Consider the simple example:
isZero : Nat -> Bool
isZero zero = true
isZero (suc n) = false
This function is constructor-headed, meaning that all rhss are headed
by a distinct constructor. Thus, on a constraint like
isZero ?X = false : Bool
involving an application of isZero
that is blocked on meta variable ?X
,
we can exploit injectivity and learn that ?X = suc ?Y
for a new
meta-variable ?Y
.
Which functions qualify for injectivity?
- The function needs to have at least one non-absurd clause that has a proper match, meaning that the function can actually be blocked on a meta. Proper matches are these patterns:
- data constructor (
ConP
, but not record constructor) - literal (
LitP
) - HIT-patterns (
DefP
)
Projection patterns (ProjP
) are excluded because metas cannot occupy their place!
- All the clauses that satisfy (1.) need to be headed by a distinct constructor.
Synopsis
- headSymbol :: Term -> TCM (Maybe TermHead)
- headSymbol' :: (PureTCM m, MonadError TCErr m) => Term -> m (Maybe TermHead)
- topLevelArg :: Clause -> Int -> Maybe TermHead
- joinHeadMaps :: [InversionMap c] -> InversionMap c
- updateHeads :: Monad m => (TermHead -> [c] -> m TermHead) -> InversionMap c -> m (InversionMap c)
- checkInjectivity :: QName -> [Clause] -> TCM FunctionInverse
- checkInjectivity' :: QName -> [Clause] -> TCM FunctionInverse
- checkOverapplication :: forall m.

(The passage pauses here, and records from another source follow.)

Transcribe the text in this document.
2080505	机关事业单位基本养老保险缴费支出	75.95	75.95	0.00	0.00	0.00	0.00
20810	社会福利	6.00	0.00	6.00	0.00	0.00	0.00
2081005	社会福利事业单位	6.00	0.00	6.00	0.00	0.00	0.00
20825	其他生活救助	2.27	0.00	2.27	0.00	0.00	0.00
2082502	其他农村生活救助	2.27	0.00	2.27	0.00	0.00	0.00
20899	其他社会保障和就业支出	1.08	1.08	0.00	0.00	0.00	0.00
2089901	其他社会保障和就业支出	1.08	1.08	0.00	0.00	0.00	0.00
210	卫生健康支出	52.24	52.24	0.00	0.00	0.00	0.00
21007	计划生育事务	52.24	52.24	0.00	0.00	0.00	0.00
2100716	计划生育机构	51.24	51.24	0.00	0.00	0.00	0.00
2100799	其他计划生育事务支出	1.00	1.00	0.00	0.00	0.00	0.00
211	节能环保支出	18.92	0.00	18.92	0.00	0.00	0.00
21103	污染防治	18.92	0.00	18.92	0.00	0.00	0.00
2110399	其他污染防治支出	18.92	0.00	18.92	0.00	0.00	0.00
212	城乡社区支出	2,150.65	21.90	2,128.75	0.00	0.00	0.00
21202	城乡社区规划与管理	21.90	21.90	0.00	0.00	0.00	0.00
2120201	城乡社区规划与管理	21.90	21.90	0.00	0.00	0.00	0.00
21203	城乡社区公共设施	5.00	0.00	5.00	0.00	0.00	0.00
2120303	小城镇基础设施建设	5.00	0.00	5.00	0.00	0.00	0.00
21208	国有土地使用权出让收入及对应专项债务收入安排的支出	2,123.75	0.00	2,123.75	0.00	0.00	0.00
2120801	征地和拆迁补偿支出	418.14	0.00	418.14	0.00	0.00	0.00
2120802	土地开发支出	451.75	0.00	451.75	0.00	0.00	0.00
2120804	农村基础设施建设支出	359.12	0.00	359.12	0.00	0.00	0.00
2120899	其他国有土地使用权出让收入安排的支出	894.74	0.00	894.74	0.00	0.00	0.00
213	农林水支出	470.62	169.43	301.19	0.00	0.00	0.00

HasConstInfo m => Elims -> InversionMap Clause -> m (InversionMap Clause)
- instantiateVarHeads :: forall m c. (PureTCM m, MonadError TCErr m) => QName -> Elims -> InversionMap c -> m (Maybe (InversionMap c))
- functionInverse :: (PureTCM m, MonadError TCErr m) => Term -> m InvView
- data InvView
- useInjectivity :: MonadConversion m => CompareDirection -> Blocker -> CompareAs -> Term -> Term -> m ()
- invertFunction :: MonadConversion m => Comparison -> Term -> InvView -> TermHead -> m () -> m () -> (Term -> m ()) -> m ()
- forcePiUsingInjectivity :: Type -> TCM Type
Documentation
headSymbol' :: (PureTCM m, MonadError TCErr m) => Term -> m (Maybe TermHead) Source #
Do a full whnf and treat neutral terms as rigid. Used on the arguments to an injective functions and to the right-hand side.
topLevelArg :: Clause -> Int -> Maybe TermHead Source #
Does deBruijn variable i correspond to a top-level argument, and if so which one (index from the left).
joinHeadMaps :: [InversionMap c] -> InversionMap c Source #
Join a list of inversion maps.
updateHeads :: Monad m => (TermHead -> [c] -> m TermHead) -> InversionMap c -> m (InversionMap c) Source #
Update the heads of an inversion map.
checkInjectivity :: QName -> [Clause] -> TCM FunctionInverse Source #
checkInjectivity' :: QName -> [Clause] -> TCM FunctionInverse Source #
Precondition: all the given clauses are non-absurd and contain a proper match.
checkOverapplication :: forall m. HasConstInfo m => Elims -> InversionMap Clause -> m (InversionMap Clause) Source #
If a clause is over-applied we can't trust the head (Issue 2944). For
instance, the clause might be `f ps = u , v` and the actual call `f vs
.fst`. In this case the head will be the head of u
rather than `_,_`.
instantiateVarHeads :: forall m c. (PureTCM m, MonadError TCErr m) => QName -> Elims -> InversionMap c -> m (Maybe (InversionMap c)) Source #
Turn variable heads, referring to top-level argument positions, into
proper heads. These might still be VarHead
, but in that case they refer to
deBruijn variables. Checks that the instantiated heads are still rigid and
distinct.
functionInverse :: (PureTCM m, MonadError TCErr m) => Term -> m InvView Source #
Argument should be in weak head normal form.
useInjectivity :: MonadConversion m => CompareDirection -> Blocker -> CompareAs -> Term -> Term -> m () Source #
Precondition: The first term must be blocked on the given meta and the second must be neutral.
invertFunction :: MonadConversion m => Comparison -> Term -> InvView -> TermHead -> m () -> m () -> (Term -> m ()) -> m () Source #
The second argument should be a blocked application and the third argument the inverse of the applied function.